November 28, 2007 at 1:16 am
Oh sure, BE logical. 🙂
November 28, 2007 at 2:44 am
I’m no lawyer, but I think there’s a huge opportunity opportunity to build a class action lawsuit against Google. They encourage RSS feed theft by offering their AdWords program, then making it far to time consuming for any one blogger to push through the red tape of getting the splogger ejected from AdWords.
Splogs could end in mere days with a simple splog flagging system, but Google would loose millions.
November 28, 2007 at 7:54 am
Call Sellsius, let’s get it on…
Yeah, logic never seems to equal reality…
November 28, 2007 at 7:57 am
Good to see you over here, Jeff…
November 28, 2007 at 9:22 am
Wouldn’t solve anything. All that would mean is that fictional “gentle readers” would sign up and just cycle the feed away to the splogs instead of “megaspamXXXhot.com” signing up for the RSS feed.
Do people seriously click on Adwords at these splogs anyway? I had had Adwords on my orginial blog and no one clicked on them once. I don’t see how my butchered content suddenly turns into an Adwords goldmine for someone else.
The only time I manage to even come across them is when I’m fighting them.
November 28, 2007 at 9:25 am
Oh I keep hearing about RE bloggers “spending hours a week fighting stolen content”.
We’re tiny little blogs people. If it scales with blog size, people like Scoble, PostSecret, Techcrunch would have to spend hundreds of hours a week fighting it.
I’m not sure they do that.
November 28, 2007 at 9:26 am
Well, couldn’t I still then block the gentle reader from the list? It would just be a tool to remove the automation of the insta-scrape.
As a rather confident A type male, I am beginning to get a complex- hrm… viagra or cialis…
November 28, 2007 at 10:22 am
I spend about 5 minutes a day at most, but it is increasing furiously when I factor in we’ve only been live for about 47 days.
November 28, 2007 at 11:32 am
But thats the my point Benn. Unless you’re willing to check out every person that gets your RSS feed, anyone could be a sock puppet siphoning off the feed.
How would I know that a “Benn Rosales” was the real BR getting my feed?
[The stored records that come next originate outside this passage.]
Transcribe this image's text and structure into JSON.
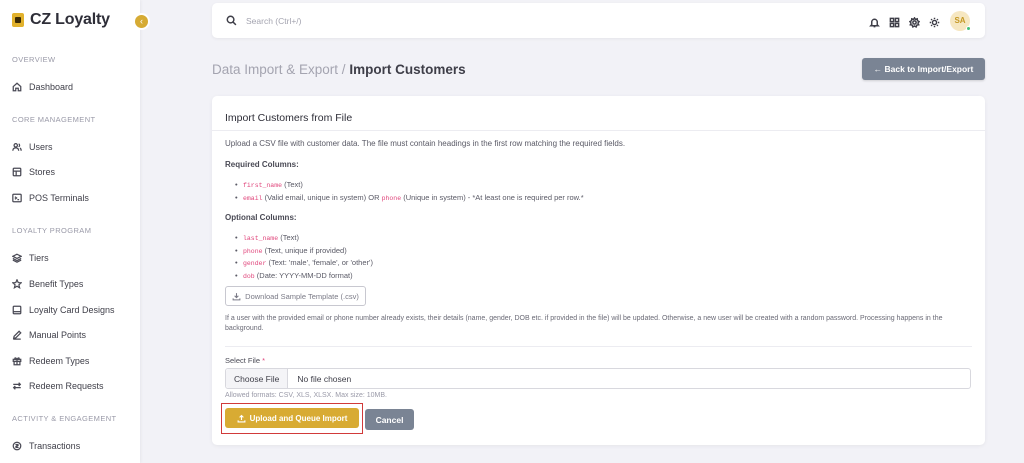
{
  "brand": {
    "name": "CZ Loyalty",
    "collapse_glyph": "‹"
  },
  "sidebar": {
    "sections": [
      {
        "label": "OVERVIEW",
        "items": [
          {
            "label": "Dashboard",
            "icon": "home-icon"
          }
        ]
      },
      {
        "label": "CORE MANAGEMENT",
        "items": [
          {
            "label": "Users",
            "icon": "users-icon"
          },
          {
            "label": "Stores",
            "icon": "store-icon"
          },
          {
            "label": "POS Terminals",
            "icon": "terminal-icon"
          }
        ]
      },
      {
        "label": "LOYALTY PROGRAM",
        "items": [
          {
            "label": "Tiers",
            "icon": "layers-icon"
          },
          {
            "label": "Benefit Types",
            "icon": "star-icon"
          },
          {
            "label": "Loyalty Card Designs",
            "icon": "card-icon"
          },
          {
            "label": "Manual Points",
            "icon": "edit-icon"
          },
          {
            "label": "Redeem Types",
            "icon": "gift-icon"
          },
          {
            "label": "Redeem Requests",
            "icon": "swap-icon"
          }
        ]
      },
      {
        "label": "ACTIVITY & ENGAGEMENT",
        "items": [
          {
            "label": "Transactions",
            "icon": "transactions-icon"
          }
        ]
      }
    ]
  },
  "topbar": {
    "search_placeholder": "Search (Ctrl+/)",
    "icons": [
      "bell-icon",
      "grid-icon",
      "gear-icon",
      "sun-icon"
    ],
    "avatar_initials": "SA"
  },
  "header": {
    "breadcrumb_parent": "Data Import & Export /",
    "breadcrumb_current": "Import Customers",
    "back_label": "← Back to Import/Export"
  },
  "card": {
    "title": "Import Customers from File",
    "intro": "Upload a CSV file with customer data. The file must contain headings in the first row matching the required fields.",
    "required_heading": "Required Columns:",
    "required": [
      {
        "code": "first_name",
        "desc": " (Text)"
      },
      {
        "code": "email",
        "desc": " (Valid email, unique in system) OR ",
        "code2": "phone",
        "desc2": " (Unique in system) - *At least one is required per row.*"
      }
    ],
    "optional_heading": "Optional Columns:",
    "optional": [
      {
        "code": "last_name",
        "desc": " (Text)"
      },
      {
        "code": "phone",
        "desc": " (Text, unique if provided)"
      },
      {
        "code": "gender",
        "desc": " (Text: 'male', 'female', or 'other')"
      },
      {
        "code": "dob",
        "desc": " (Date: YYYY-MM-DD format)"
      }
    ],
    "download_label": "Download Sample Template (.csv)",
    "note": "If a user with the provided email or phone number already exists, their details (name, gender, DOB etc. if provided in the file) will be updated. Otherwise, a new user will be created with a random password. Processing happens in the background.",
    "file_label": "Select File",
    "required_mark": "*",
    "choose_label": "Choose File",
    "no_file_label": "No file chosen",
    "hint": "Allowed formats: CSV, XLS, XLSX. Max size: 10MB.",
    "upload_label": "Upload and Queue Import",
    "cancel_label": "Cancel"
  },
  "colors": {
    "accent": "#d8ab33",
    "secondary": "#7a8494",
    "highlight": "#d13a3a",
    "code": "#e0457b"
  }
}
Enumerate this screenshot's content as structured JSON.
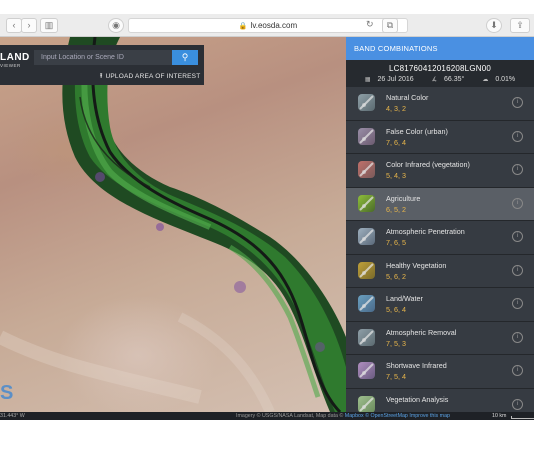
{
  "browser": {
    "url": "lv.eosda.com",
    "back_icon": "chevron-left-icon",
    "forward_icon": "chevron-right-icon"
  },
  "map": {
    "brand": "LAND",
    "brand_sub": "VIEWER",
    "search_placeholder": "Input Location or Scene ID",
    "upload_label": "UPLOAD AREA OF INTEREST",
    "big_letter": "S",
    "coords": "31.443° W",
    "attribution_prefix": "Imagery © USGS/NASA Landsat, Map data © ",
    "attribution_links": "Mapbox © OpenStreetMap Improve this map",
    "scale": "10 km"
  },
  "panel": {
    "title": "BAND COMBINATIONS",
    "scene_id": "LC81760412016208LGN00",
    "date": "26 Jul 2016",
    "sun_angle": "66.35°",
    "cloud": "0.01%",
    "combinations": [
      {
        "name": "Natural Color",
        "bands": "4, 3, 2",
        "selected": false
      },
      {
        "name": "False Color (urban)",
        "bands": "7, 6, 4",
        "selected": false
      },
      {
        "name": "Color Infrared (vegetation)",
        "bands": "5, 4, 3",
        "selected": false
      },
      {
        "name": "Agriculture",
        "bands": "6, 5, 2",
        "selected": true
      },
      {
        "name": "Atmospheric Penetration",
        "bands": "7, 6, 5",
        "selected": false
      },
      {
        "name": "Healthy Vegetation",
        "bands": "5, 6, 2",
        "selected": false
      },
      {
        "name": "Land/Water",
        "bands": "5, 6, 4",
        "selected": false
      },
      {
        "name": "Atmospheric Removal",
        "bands": "7, 5, 3",
        "selected": false
      },
      {
        "name": "Shortwave Infrared",
        "bands": "7, 5, 4",
        "selected": false
      },
      {
        "name": "Vegetation Analysis",
        "bands": "",
        "selected": false
      }
    ]
  }
}
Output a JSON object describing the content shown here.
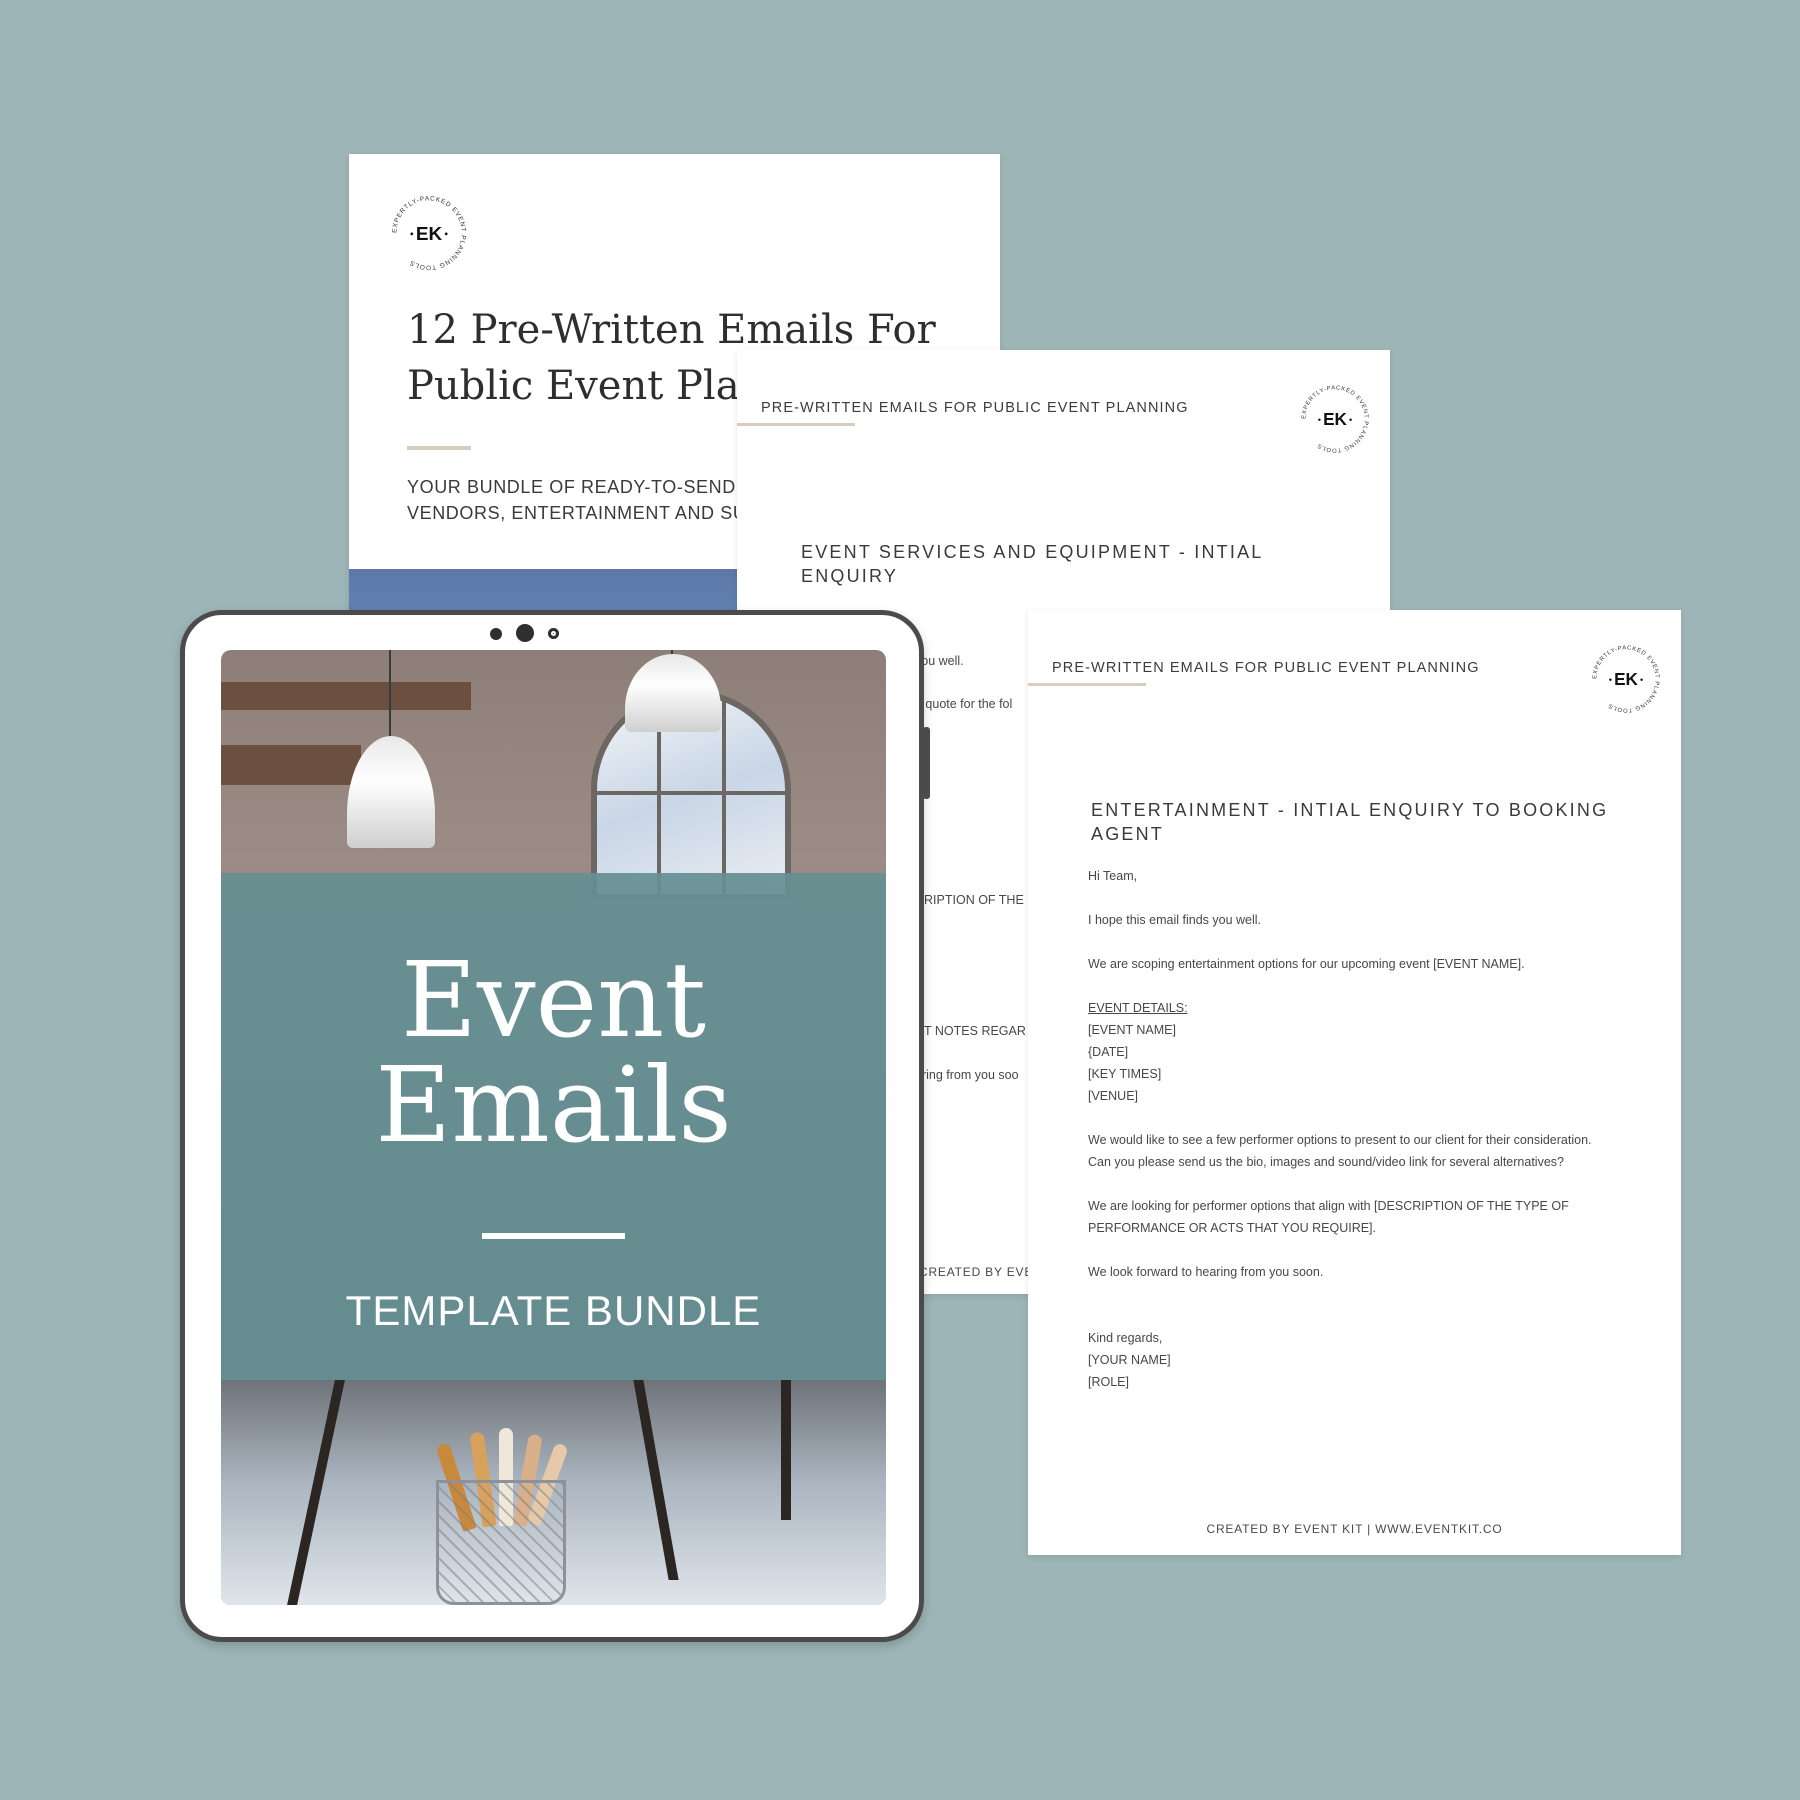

Or a “Hotgrl25” could just as easily be a 25 y/o party girl looking for a first home as a balant spammer.
I also suspect that if people reading the feed have to hand over personal information to a blogger to get the feed, then some readers won’t subscribe.
November 28, 2007 at 6:35 pm
It happened to me again last week. someone taking my whole blog via feed for a splog. Took me all week to make it go away. Would have been nice to cut them off.
November 28, 2007 at 11:12 pm
Athol, your point is valid, and the fluffy bunnies can scrape away.